Before the first Tuesday in November, Minnesota U.S. Senate candidate Al Franken has three primary messaging To-Dos to accomplish: 1) Wrestle the ethics issue to neutral; 2) Prove that Norm Coleman has been a Bush loyalist; and 3) Convince swing voters that Franken is an acceptable alternative.
In terms of countering ethics charges, Franken has been very active. A recent ad framed his own tax problems as an honest mistake, and then spotlighted charges about Senator Coleman’s allegedly shady Capitol Hill housing arrangement. A sequel ad employed a talking fish — perhaps a first in political advertising history — to tie his opponent to indicted Alaska Senator Ted Stevens and his merry band of gift-giving lobbyists.
As I’ve said before, Franken’s ads won’t make voters completely forget about his ethics problems, but they don’t have to. Franken’s intention with these ads is to get enough voters to the point of thinking “yeah, both candidates have imperfect ethics, so I have to decide based on something else.” If Franken can accomplish that, he still has a shot, because this is one of the best election years for Democrats in recent memory. I maintain Franken should have disarmed the tax mistakes by offering a prompt and thorough explanation, and sincere apology, but these ads are helping a bit.
Enter the second To-Do: Tying Bush to Coleman. Coleman’s centerpiece reelection argument is that he is “bringing people together to solve problems.” That is a faux non-partisan appeal to non-partisan swing voters.

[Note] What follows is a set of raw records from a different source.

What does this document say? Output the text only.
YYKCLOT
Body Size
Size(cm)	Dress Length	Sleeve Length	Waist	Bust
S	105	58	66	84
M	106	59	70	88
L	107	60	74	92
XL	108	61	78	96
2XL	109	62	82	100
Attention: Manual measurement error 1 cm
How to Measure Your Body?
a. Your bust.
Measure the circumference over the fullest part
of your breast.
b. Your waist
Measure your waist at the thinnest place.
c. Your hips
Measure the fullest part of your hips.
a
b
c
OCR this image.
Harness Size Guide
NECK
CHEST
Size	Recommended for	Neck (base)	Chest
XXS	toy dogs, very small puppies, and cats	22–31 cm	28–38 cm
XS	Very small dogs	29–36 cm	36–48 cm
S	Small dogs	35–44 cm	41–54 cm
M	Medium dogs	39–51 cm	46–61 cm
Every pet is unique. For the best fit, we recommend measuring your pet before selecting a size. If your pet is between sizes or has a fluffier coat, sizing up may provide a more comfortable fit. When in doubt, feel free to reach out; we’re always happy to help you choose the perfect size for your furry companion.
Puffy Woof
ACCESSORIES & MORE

Franken needs to disarm Coleman’s claim by proving that Coleman has been in lockstep with the most unpopular and partisan Presidents of our times, something Franken does pretty well in his most recent ad:
Unlike most of Franken’s ads, this one is both strategic and unique enough to stand out in the sea of nearly identical cookie cutter political commercials washing into our family rooms. It’s just entertaining enough that it won’t get completely tuned out, and it may actually get discussed at the water cooler.
The third to-do – proving that Franken is an acceptable alternative — began early in the campaign, but the Frankenoids will need to close with some more soft stuff to sell the acceptability of Franken.
Franken’s got a long ways to go in less than two months, but he is finally on-track.